Nach einem wirklich entspannten Mittwoch sollte es nun am Donnerstag zur letzten Höhenwanderung gehen. Unter Beachtung von Höhenmetern, vom Schwierigkeitsgrad und von der örtlichen Lage entschied ich mich für die Bergwanderung zur Geißspitze. Heike Bechtold schreibt in ihrem Buch, dass “diese Bergwanderung mit ihrer wunderschönen Landschaft, einem aussichtsreichen Gratweg und dem genialen Blick auf die Drei Türme, die Sulzfluh und die Drusenfluh besticht”. Im weiteren Text zum direkten Weg auf die Geißspitze kann ich lesen, dass “ein schmaler Pfad ohne große Steigung zur bereits sichtbaren Geißspitze verläuft”.
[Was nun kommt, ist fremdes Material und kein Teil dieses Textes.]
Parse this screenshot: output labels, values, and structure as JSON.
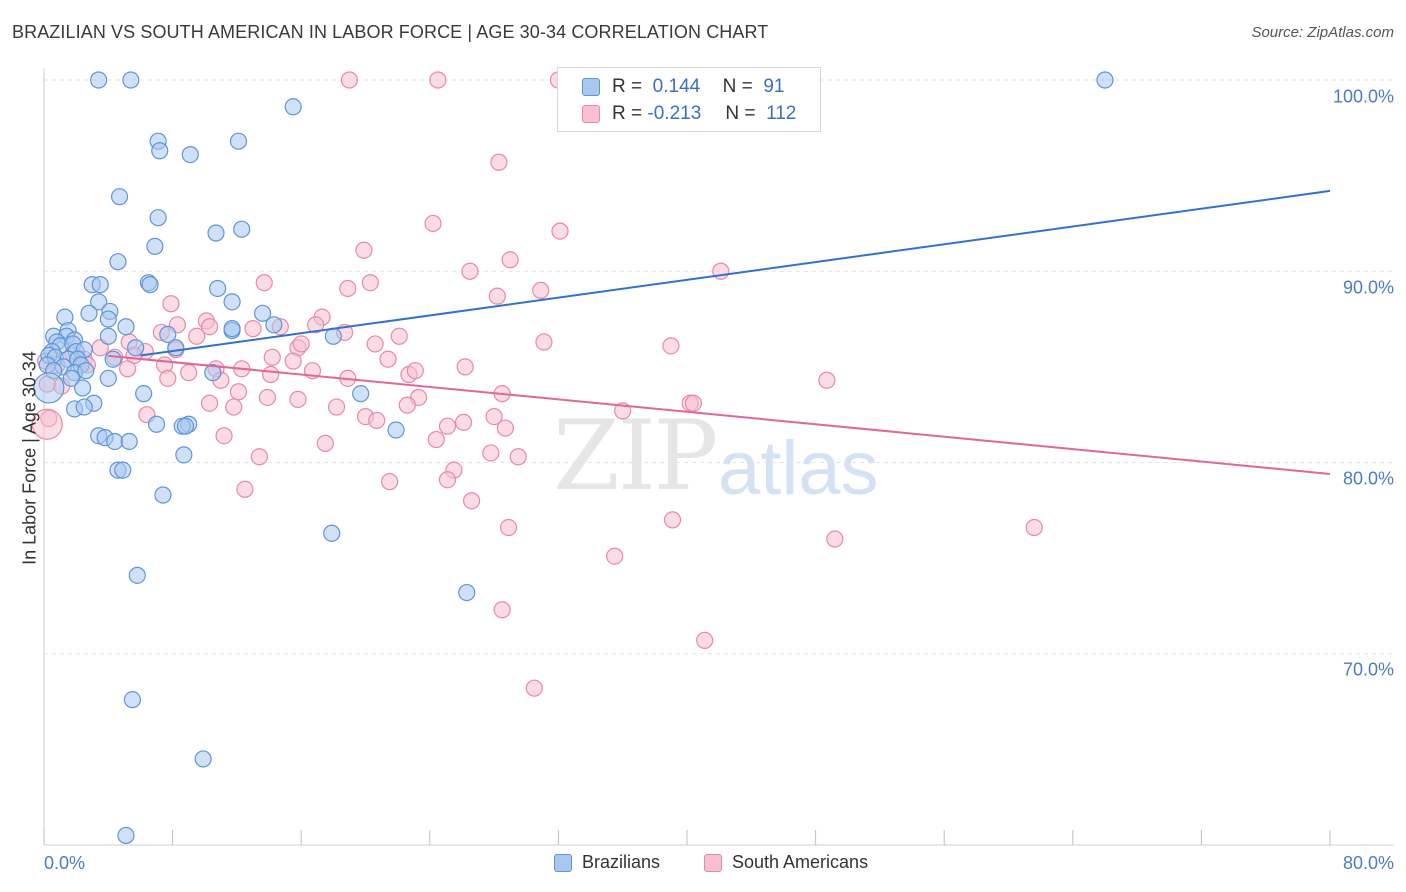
{
  "header": {
    "title": "BRAZILIAN VS SOUTH AMERICAN IN LABOR FORCE | AGE 30-34 CORRELATION CHART",
    "source": "Source: ZipAtlas.com"
  },
  "watermark": {
    "zip": "ZIP",
    "atlas": "atlas"
  },
  "legend": {
    "r_label": "R =",
    "n_label": "N =",
    "series": [
      {
        "name": "Brazilians",
        "r": "0.144",
        "n": "91",
        "fill": "#a9c8f0",
        "stroke": "#5f95d8"
      },
      {
        "name": "South Americans",
        "r": "-0.213",
        "n": "112",
        "fill": "#f7bfd0",
        "stroke": "#e889a8"
      }
    ]
  },
  "colors": {
    "blue_line": "#2f72d0",
    "pink_line": "#e0679a",
    "tick_text": "#4a7cc8",
    "grid": "#e4e4e4"
  },
  "chart_data": {
    "type": "scatter",
    "title": "BRAZILIAN VS SOUTH AMERICAN IN LABOR FORCE | AGE 30-34 CORRELATION CHART",
    "xlabel": "",
    "ylabel": "In Labor Force | Age 30-34",
    "xlim": [
      0,
      80
    ],
    "ylim": [
      60,
      100
    ],
    "x_tick_labels": [
      "0.0%",
      "80.0%"
    ],
    "y_ticks": [
      70,
      80,
      90,
      100
    ],
    "y_tick_labels": [
      "70.0%",
      "80.0%",
      "90.0%",
      "100.0%"
    ],
    "grid": true,
    "series": [
      {
        "name": "Brazilians",
        "r": 0.144,
        "n": 91,
        "trend": {
          "x": [
            0,
            80
          ],
          "y": [
            84.9,
            94.2
          ]
        },
        "points": [
          [
            3.4,
            100
          ],
          [
            5.4,
            100
          ],
          [
            66,
            100
          ],
          [
            15.5,
            98.6
          ],
          [
            7.1,
            96.8
          ],
          [
            12.1,
            96.8
          ],
          [
            7.2,
            96.3
          ],
          [
            9.1,
            96.1
          ],
          [
            4.7,
            93.9
          ],
          [
            7.1,
            92.8
          ],
          [
            10.7,
            92
          ],
          [
            12.3,
            92.2
          ],
          [
            6.9,
            91.3
          ],
          [
            4.6,
            90.5
          ],
          [
            3.0,
            89.3
          ],
          [
            3.5,
            89.3
          ],
          [
            6.5,
            89.4
          ],
          [
            6.6,
            89.3
          ],
          [
            10.8,
            89.1
          ],
          [
            3.4,
            88.4
          ],
          [
            11.7,
            88.4
          ],
          [
            2.8,
            87.8
          ],
          [
            1.3,
            87.6
          ],
          [
            4.1,
            87.9
          ],
          [
            13.6,
            87.8
          ],
          [
            4.0,
            87.5
          ],
          [
            5.1,
            87.1
          ],
          [
            14.3,
            87.2
          ],
          [
            1.5,
            86.9
          ],
          [
            0.6,
            86.6
          ],
          [
            7.7,
            86.7
          ],
          [
            11.7,
            86.9
          ],
          [
            1.4,
            86.6
          ],
          [
            0.8,
            86.3
          ],
          [
            1.9,
            86.4
          ],
          [
            4.0,
            86.6
          ],
          [
            1.0,
            86.1
          ],
          [
            1.8,
            86.2
          ],
          [
            0.5,
            85.8
          ],
          [
            2.0,
            85.8
          ],
          [
            2.5,
            85.9
          ],
          [
            5.7,
            86
          ],
          [
            8.2,
            86
          ],
          [
            0.3,
            85.6
          ],
          [
            0.7,
            85.5
          ],
          [
            1.5,
            85.4
          ],
          [
            2.1,
            85.4
          ],
          [
            4.3,
            85.4
          ],
          [
            0.2,
            85.1
          ],
          [
            1.2,
            85
          ],
          [
            2.3,
            85.1
          ],
          [
            0.6,
            84.8
          ],
          [
            1.9,
            84.7
          ],
          [
            2.6,
            84.8
          ],
          [
            1.7,
            84.4
          ],
          [
            4.0,
            84.4
          ],
          [
            2.4,
            83.9
          ],
          [
            10.5,
            84.7
          ],
          [
            19.7,
            83.6
          ],
          [
            6.2,
            83.6
          ],
          [
            3.1,
            83.1
          ],
          [
            1.9,
            82.8
          ],
          [
            2.5,
            82.9
          ],
          [
            7.0,
            82.0
          ],
          [
            9.0,
            82.0
          ],
          [
            8.6,
            81.9
          ],
          [
            3.4,
            81.4
          ],
          [
            3.8,
            81.3
          ],
          [
            8.8,
            81.9
          ],
          [
            21.9,
            81.7
          ],
          [
            4.4,
            81.1
          ],
          [
            5.3,
            81.1
          ],
          [
            8.7,
            80.4
          ],
          [
            4.6,
            79.6
          ],
          [
            4.9,
            79.6
          ],
          [
            7.4,
            78.3
          ],
          [
            17.9,
            76.3
          ],
          [
            5.8,
            74.1
          ],
          [
            26.3,
            73.2
          ],
          [
            5.5,
            67.6
          ],
          [
            9.9,
            64.5
          ],
          [
            5.1,
            60.5
          ],
          [
            18.0,
            86.6
          ],
          [
            11.7,
            87.0
          ]
        ]
      },
      {
        "name": "South Americans",
        "r": -0.213,
        "n": 112,
        "trend": {
          "x": [
            0,
            80
          ],
          "y": [
            85.9,
            79.4
          ]
        },
        "points": [
          [
            19.0,
            100
          ],
          [
            24.5,
            100
          ],
          [
            32.0,
            100
          ],
          [
            28.3,
            95.7
          ],
          [
            24.2,
            92.5
          ],
          [
            32.1,
            92.1
          ],
          [
            19.9,
            91.1
          ],
          [
            29.0,
            90.6
          ],
          [
            26.5,
            90.0
          ],
          [
            42.1,
            90.0
          ],
          [
            13.7,
            89.4
          ],
          [
            20.3,
            89.4
          ],
          [
            18.9,
            89.1
          ],
          [
            30.9,
            89.0
          ],
          [
            28.2,
            88.7
          ],
          [
            7.9,
            88.3
          ],
          [
            17.3,
            87.6
          ],
          [
            10.1,
            87.4
          ],
          [
            16.9,
            87.2
          ],
          [
            8.3,
            87.2
          ],
          [
            13.0,
            87.0
          ],
          [
            14.7,
            87.1
          ],
          [
            18.7,
            86.8
          ],
          [
            7.3,
            86.8
          ],
          [
            9.5,
            86.6
          ],
          [
            22.1,
            86.6
          ],
          [
            5.3,
            86.3
          ],
          [
            31.1,
            86.3
          ],
          [
            20.6,
            86.2
          ],
          [
            39.0,
            86.1
          ],
          [
            3.5,
            86.0
          ],
          [
            15.8,
            86.0
          ],
          [
            8.2,
            85.9
          ],
          [
            6.3,
            85.8
          ],
          [
            1.8,
            85.7
          ],
          [
            2.5,
            85.4
          ],
          [
            0.1,
            85.3
          ],
          [
            4.4,
            85.5
          ],
          [
            15.5,
            85.3
          ],
          [
            14.2,
            85.5
          ],
          [
            5.6,
            85.6
          ],
          [
            21.4,
            85.4
          ],
          [
            0.8,
            85.1
          ],
          [
            2.7,
            85.1
          ],
          [
            7.5,
            85.1
          ],
          [
            10.7,
            84.9
          ],
          [
            26.2,
            85.0
          ],
          [
            12.3,
            84.9
          ],
          [
            16.7,
            84.8
          ],
          [
            5.2,
            84.9
          ],
          [
            9.0,
            84.7
          ],
          [
            14.1,
            84.6
          ],
          [
            22.7,
            84.6
          ],
          [
            48.7,
            84.3
          ],
          [
            18.9,
            84.4
          ],
          [
            7.7,
            84.4
          ],
          [
            11.0,
            84.3
          ],
          [
            1.1,
            84.0
          ],
          [
            12.1,
            83.7
          ],
          [
            13.9,
            83.4
          ],
          [
            28.5,
            83.6
          ],
          [
            15.8,
            83.3
          ],
          [
            40.2,
            83.1
          ],
          [
            40.4,
            83.1
          ],
          [
            10.3,
            83.1
          ],
          [
            23.3,
            83.4
          ],
          [
            22.6,
            83.0
          ],
          [
            18.2,
            82.9
          ],
          [
            11.8,
            82.9
          ],
          [
            36.0,
            82.7
          ],
          [
            6.4,
            82.5
          ],
          [
            28.0,
            82.4
          ],
          [
            20.0,
            82.4
          ],
          [
            20.7,
            82.2
          ],
          [
            26.1,
            82.1
          ],
          [
            25.1,
            81.9
          ],
          [
            28.7,
            81.8
          ],
          [
            11.2,
            81.4
          ],
          [
            24.4,
            81.2
          ],
          [
            17.5,
            81.0
          ],
          [
            29.5,
            80.3
          ],
          [
            13.4,
            80.3
          ],
          [
            27.8,
            80.5
          ],
          [
            25.5,
            79.6
          ],
          [
            25.1,
            79.1
          ],
          [
            21.5,
            79.0
          ],
          [
            12.5,
            78.6
          ],
          [
            26.6,
            78.0
          ],
          [
            39.1,
            77.0
          ],
          [
            61.6,
            76.6
          ],
          [
            28.9,
            76.6
          ],
          [
            49.2,
            76.0
          ],
          [
            35.5,
            75.1
          ],
          [
            28.5,
            72.3
          ],
          [
            41.1,
            70.7
          ],
          [
            30.5,
            68.2
          ],
          [
            0.2,
            84.1
          ],
          [
            0.3,
            82.3
          ],
          [
            23.1,
            84.8
          ],
          [
            16.0,
            86.2
          ],
          [
            10.3,
            87.1
          ]
        ]
      }
    ]
  }
}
Das las sich für mich machbar zumal ich für uns nicht den Rundweg über die Lindauer Hütte (1.350 Höhenmeter bergab), sondern den gleichen Rückweg zur Bergstation plante.
Start war wiederum der Golmer Berg. Ab Bergstation ging es zunächst steil bergauf zum Golmer Höhenweg, welcher auf einem Grat verläuft. Die Aussicht von diesem Gratweg ist gigantisch. Den Gipfel des Golmer Joch sparten wir uns, da wir diesen bereits mit den Kindern bestiegen hatten. Dafür aber nahmen wir den Abstecher über den Gipfel des Kreuzjochs. Bis dahin waren die Anstrengungen wie aus den letzten Wanderungen bekannt. Nach einer Stärkung sollte es nun zur Geißspitze gehen. Welcher der vielen Gipfel ist eigentlich die Geißspitze, so die Frage meines Mannes. Ein Blick auf seine im Handy erfasste Wanderkarte und gr0ßes Augenrollen. Die Geißspitze lag uns in einem großen Bogen genau gegenüber.
Mein Ziel war die Geißspitze und zu gerne wollte ich diese auch erreichen, notfalls auch allein. Natürlich haben wir uns gemeinsam auf den Weg gemacht. Der Abstieg vom Kreuzjoch war machbar. Nur hin und wieder mussten auch die Hände zum Einsatz kommen. Nun wanderten wir teilweise über Gestein, dann war der Weg wieder relativ eben, aber irgendwann waren unsere Gespräche verstummt. Zu hören war nur noch das Klackern der Wanderstöcke und der Ruf eines einsamen Vogels. Ich war nur noch damit beschäftigt, meine Füße akkurat einen vor den anderen, auf dem optisch inzwischen nur noch etwas mehr als fußbreiten Gratweg in über 2.000 m Höhe, zu setzen. Immer in Gedanken bloß nicht ins Stolpern zu geraten, denn zu beiden Seiten ging es steil abschüssig ins Tal. Hin und wieder wurde der schmale Gratweg durch kleine etwas breitere Stücke abgelöst. Zeit zum Luft holen.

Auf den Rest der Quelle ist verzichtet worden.